Information disclosure based on TCFD recommendations

Nissha Group publicly endorsed the recommendations made by the Task Force on Climate-related Financial Information Disclosures (TCFD) in January 2022. We have analyzed the financial impact of risks and opportunities related to climate change on our business based on the framework of the TCFD recommendations, and we disclosed them.


A summary of the analysis is as follows.
(For more details, please refer to the relevant page of the Nissha Sustainability Report 2022.)


Risks and opportunities related to climate change are managed by the Sustainability Committee as one of the material issues (materialities) resolved by the Board of Directors. The Sustainability Committee is chaired by the President and CEO and vice-chaired by the Director of the Board, Executive Vice President (in charge of sustainability), and reports to the Board of Directors once a year on the progress of initiatives related to materialities.


We conducted a scenario analysis on the impact of future climate change on our businesses under the following assumptions.
Time horizon 2030
Target business Devices business (currently accounts for half of the Group’s net sales)
Assumed scenario Referred to two scenarios from the International Energy Agency (IEA)
  • The “Net Zero Emissions by 2050 (NZE) scenario” (1.5°C scenario, transition to a low carbon society)
  • The “Stated Policies scenario (STEPS)” (3°C scenario, business-as-usual)
As a result of the scenario analysis, it was confirmed that there are financial risks due to the impact of climate change and countermeasures have been taken for risks that could have a large impact in both scenarios.

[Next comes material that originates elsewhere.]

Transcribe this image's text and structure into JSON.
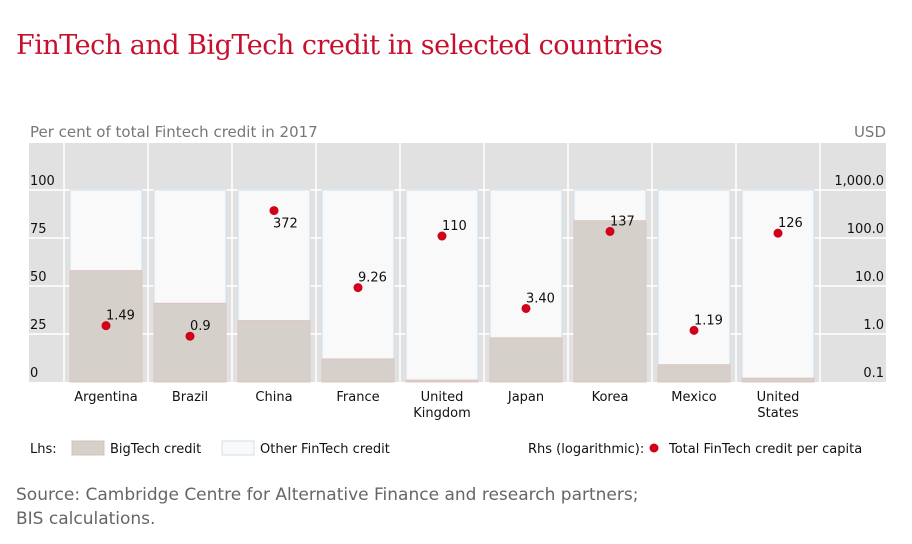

Risks with particularly large impact and countermeasures

【Transition risks】

Risks to Nissha Countermeasures
Increase in energy consumption and raw material procurement costs at production bases due to introduction and strengthening of carbon taxes (1.5°C scenario) Reduce power consumption at production bases by improving production efficiency and saving energy in production and infrastructure equipment, and switch to renewable energy for electricity supplied by electric power companies gradually.
Loss of business opportunities due to insufficient responses to customers’ requests to reduce CO2 emissions (1.5°C scenario)

【Physical risks】

Risks to Nissha Countermeasures
Increase in costs due to damage to company assets such as buildings, equipment, and inventories due to floods (both 3°C and 1.5°C scenarios) Verification and improvement of effectiveness of business continuity plan (BCP)
We also have concluded that the following 2 items will have a large impact on our climate change opportunities.
Opportunities to Nissha
Increase in sales for mobility products due to expansion of EV market (1.5°C scenario)
Growth in demand for products contributing to greenhouse gas reductions leads to increasing sales of gas sensor modules for refrigerant detection (both 3°C scenario and 1.5°C scenario)

Risk management

To realize our Sustainability Vision (long-term vision), the Group has identified particularly important items as materialities, and set specific strategy items and key performance indicators/action items, backcasting from 2030 as a starting point. We have identified the following materialities relating to climate change from the perspectives of risk reduction and creating business opportunities.
  Materialities Related SDGs

Risk reduction

Responding to climate change
  • Climate Action

Creating business opportunities

Contribute to the safety and comfort of transportation and logistics, and the reduction of environmental impact
  • Sustainable Cities and Communities
  • Climate Action
Promotion of circular economy
  • Responsible Consumption and Production
  • Climate Action
  • Life Below Water

Indicators and targets

We have defined total CO2 emissions as an indicator for assessing and managing risks related to climate change. Our Sustainability Vision aims for a 30% reduction in CO2 emissions in 2030 (compared to 2020), with a view to achieving carbon neutrality by 2050.